How are some sea mollusks able to chew rocks without destroying their teeth?
That’s what two researchers from Northwestern University aimed to answer with a sophisticated tool that takes images on an atomic scale. The resulting 3D map breaks down all the atomic components of the tooth’s incredibly hard surface.
An Atomic Image of Your Teeth
They used atom-probe tomography (APT) to uncover the strange hybrid substance. The technique reconstructs a substance atom-by-atom at a sub-nanometer 3D resolution. There are fewer than 12 APT machines in the nation, and they’re typically not used to scan organic matter, so some people thought that scanning a substance composed of both organic and inorganic matter would not work.
The scientists took small samples from the surface of an Eastern beaded chiton mollusk’s tooth. These samples were sharpened into tips with an ion beam tool. Science Daily explains the following process this way:
The APT technique applies an extremely high electric field to the sample; atoms on the surface ionize, fly off and hit an imaging detector (similar to those found in night-vision equipment). The atoms are stripped off atom-by-atom and layer-by-layer, like peeling an onion. Computer methods then are used to calculate the original location of the atoms, producing a 3-D map or tomogram of millions of atoms within the sample.

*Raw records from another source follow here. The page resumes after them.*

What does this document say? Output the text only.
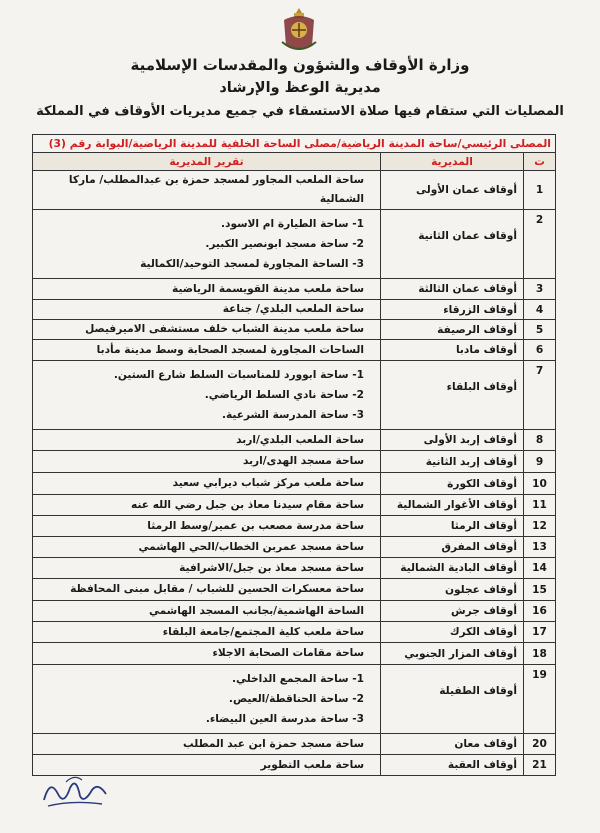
وزارة الأوقاف والشؤون والمقدسات الإسلامية
مديرية الوعظ والإرشاد
المصليات التي ستقام فيها صلاة الاستسقاء في جميع مديريات الأوقاف في المملكة
المصلى الرئيسي/ساحة المدينة الرياضية/مصلى الساحة الخلفية للمدينة الرياضية/البوابة رقم (3)		
ت	المديرية	تقرير المديرية
1	أوقاف عمان الأولى	ساحة الملعب المجاور لمسجد حمزة بن عبدالمطلب/ ماركا الشمالية

2	أوقاف عمان الثانية	1- ساحة الطيارة ام الاسود.
2- ساحة مسجد ابونصير الكبير.
3- الساحة المجاورة لمسجد التوحيد/الكمالية

3	أوقاف عمان الثالثة	ساحة ملعب مدينة القويسمة الرياضية

4	أوقاف الزرقاء	ساحة الملعب البلدي/ جناعة

5	أوقاف الرصيفة	ساحة ملعب مدينة الشباب خلف مستشفى الاميرفيصل

6	أوقاف مادبا	الساحات المجاورة لمسجد الصحابة وسط مدينة مأدبا

7	أوقاف البلقاء	1- ساحة ابوورد للمناسبات السلط شارع الستين.
2- ساحة نادي السلط الرياضي.
3- ساحة المدرسة الشرعية.

8	أوقاف إربد الأولى	ساحة الملعب البلدي/اربد

9	أوقاف إربد الثانية	ساحة مسجد الهدى/اربد

10	أوقاف الكورة	ساحة ملعب مركز شباب ديرابي سعيد

11	أوقاف الأغوار الشمالية	ساحة مقام سيدنا معاذ بن جبل رضي الله عنه

12	أوقاف الرمثا	ساحة مدرسة مصعب بن عمير/وسط الرمثا

13	أوقاف المفرق	ساحة مسجد عمربن الخطاب/الحي الهاشمي

14	أوقاف البادية الشمالية	ساحة مسجد معاذ بن جبل/الاشرافية

15	أوقاف عجلون	ساحة معسكرات الحسين للشباب / مقابل مبنى المحافظة

16	أوقاف جرش	الساحة الهاشمية/بجانب المسجد الهاشمي

17	أوقاف الكرك	ساحة ملعب كلية المجتمع/جامعة البلقاء

18	أوقاف المزار الجنوبي	ساحة مقامات الصحابة الاجلاء

19	أوقاف الطفيلة	1- ساحة المجمع الداخلي.
2- ساحة الحناقطة/العيص.
3- ساحة مدرسة العين البيضاء.

20	أوقاف معان	ساحة مسجد حمزة ابن عبد المطلب

21	أوقاف العقبة	ساحة ملعب التطوير
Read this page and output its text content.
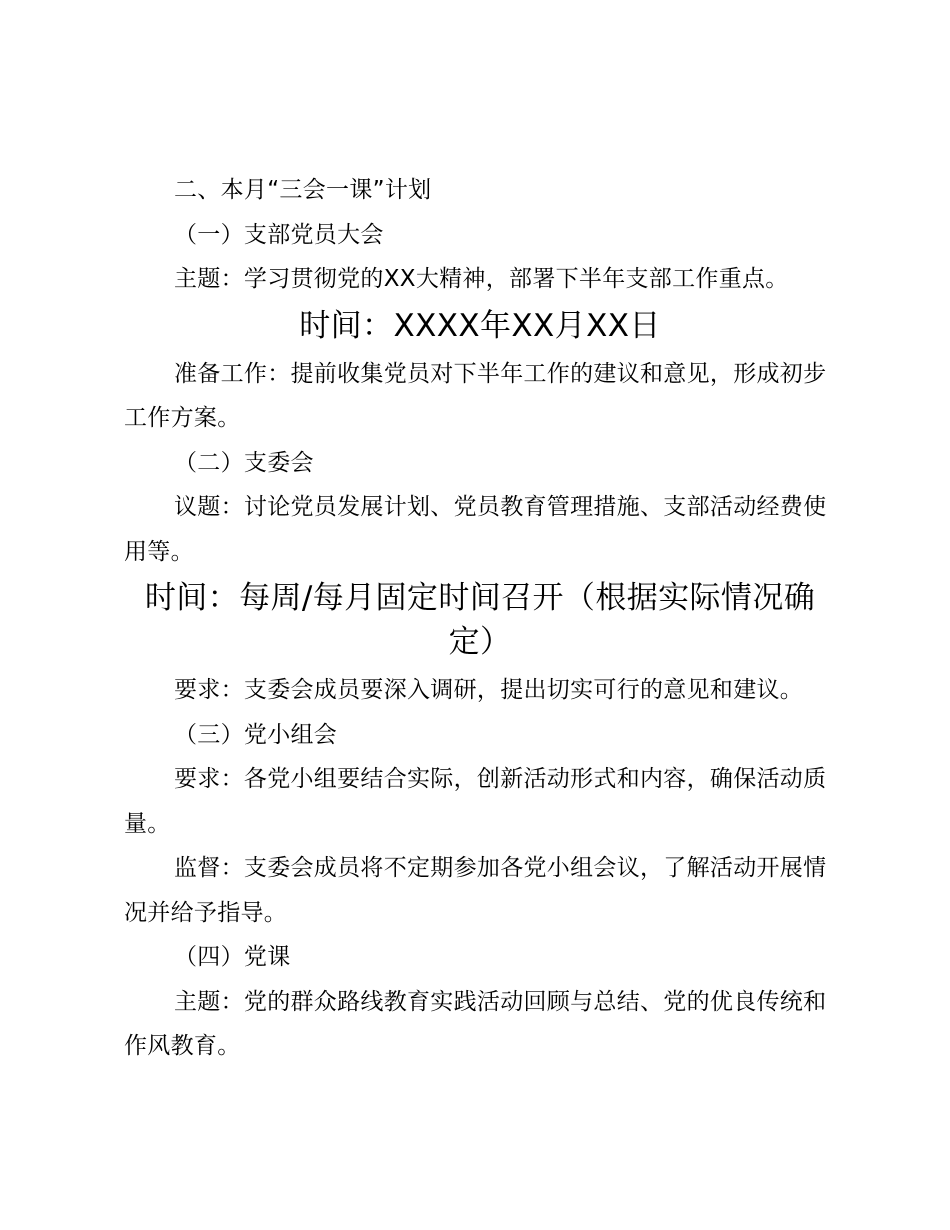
二、本月“三会一课”计划

（一）支部党员大会

主题：学习贯彻党的XX大精神，部署下半年支部工作重点。

时间：XXXX年XX月XX日

准备工作：提前收集党员对下半年工作的建议和意见，形成初步工作方案。

（二）支委会

议题：讨论党员发展计划、党员教育管理措施、支部活动经费使用等。

时间：每周/每月固定时间召开（根据实际情况确定）

要求：支委会成员要深入调研，提出切实可行的意见和建议。

（三）党小组会

要求：各党小组要结合实际，创新活动形式和内容，确保活动质量。

监督：支委会成员将不定期参加各党小组会议，了解活动开展情况并给予指导。

（四）党课

主题：党的群众路线教育实践活动回顾与总结、党的优良传统和作风教育。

This way, scientists can take a look at the exact substance that makes up the tooth and how it’s arranged on a deeper level.
Teeth that Can Chew Rocks
This tiny sea mollusk, called the Eastern beaded chiton, uses its incredibly tough teeth to scrape algae from rocks. Its teeth are covered in one of the hardest biominerals known to man, yet the structure is similar to human teeth: a relatively soft inner core surrounded by a tough shell (like our enamel). Instead of enamel, the chiton’s outer tooth layer is a hard iron oxide called magnetite (which also makes its teeth appear black).
The chiton eats algae on the rocks by chomping away at it with continually rotating rows of teeth. It grows a new row of teeth every day to replace the old, worn-out ones, which move down like a conveyor belt toward its mouth.
How Does a Mollusk Help Us?
Tracking the exact interfaces in the combination of organic and inorganic materials can help doctors and dentists track tooth decay and bone disease at levels that are as yet inaccessible. It can also help track the exact location and progression of dental fluorosis, which occurs when a person is exposed to excess amounts of fluoride over an extended period.